The next day we sailed wing and wing downwind to Simms where we anchored and went ashore for a walk.  Our route took us unexpectedly into a PLP rally.  The Progressive Liberal Party had just won the election by a landslide throwing out the incumbent Free National Movement.  It was a gay party.  We sat in a small restaurant across from the party headquarters and had a couple of beers listening by radio to the swearing in ceremony in Nassau amid much back slapping and the occasional tear.  The owner of the restaurant gave us each a bright yellow PLP tee shirt.

From Long Island we motorsailed to the uninhabited Conception Island where we stayed two days until the wind stopped and millions of no-see-ums left the interior mangrove creek and came out to our boat to feed.  We hurriedly left and motored over a flat calm sea to Cat Island where we anchored off the village of New Bight.  We toured the nearby Hermitage atop the highest hill in the Bahamas.  On the way down we stopped to examine the ruins of the Henry Hawkins Armbrister plantation house at the foot of the hill.  Hot after a morning in the sun, we enjoyed a cold beer and lunch in the Blue Bird Restaurant & Bar sharing a table on the waterside with the people from the two other boats in the harbor.

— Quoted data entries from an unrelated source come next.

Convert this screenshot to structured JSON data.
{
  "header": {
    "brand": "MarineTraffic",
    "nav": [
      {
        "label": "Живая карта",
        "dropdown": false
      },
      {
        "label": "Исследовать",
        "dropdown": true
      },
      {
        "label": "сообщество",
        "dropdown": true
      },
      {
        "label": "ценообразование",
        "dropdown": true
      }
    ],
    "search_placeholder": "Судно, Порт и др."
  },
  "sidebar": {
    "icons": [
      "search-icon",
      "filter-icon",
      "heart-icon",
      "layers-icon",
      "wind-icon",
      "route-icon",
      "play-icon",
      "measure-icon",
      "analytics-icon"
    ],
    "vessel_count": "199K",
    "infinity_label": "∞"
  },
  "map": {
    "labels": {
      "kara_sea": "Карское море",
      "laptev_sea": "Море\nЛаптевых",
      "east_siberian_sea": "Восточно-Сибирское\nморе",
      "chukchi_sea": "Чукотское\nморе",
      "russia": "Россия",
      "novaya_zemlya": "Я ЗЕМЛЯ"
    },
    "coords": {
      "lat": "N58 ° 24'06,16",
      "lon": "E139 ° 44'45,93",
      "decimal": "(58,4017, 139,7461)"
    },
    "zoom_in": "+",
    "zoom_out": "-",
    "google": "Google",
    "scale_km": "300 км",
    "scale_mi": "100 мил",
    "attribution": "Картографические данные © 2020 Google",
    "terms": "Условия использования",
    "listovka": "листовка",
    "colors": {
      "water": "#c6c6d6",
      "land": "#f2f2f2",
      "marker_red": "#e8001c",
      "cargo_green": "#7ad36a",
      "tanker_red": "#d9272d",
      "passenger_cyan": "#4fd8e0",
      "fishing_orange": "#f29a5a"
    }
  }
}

Yesterday, we sailed up the coast to the Bluff Settlement.  The water was deep almost to the rocky shore, and we toured the nearby parts of the island with binoculars as we sailed along.  Later, from the dinghy we peered into several of the caves that dotted the shore.  Bill wanted to go into one or two, but I don’t like caves and besides it was too rough to bring our inflatable rubber dinghy against the sharp rocky shore.

Our plans are to continue north through the Bahamas over the next few weeks before returning to the states.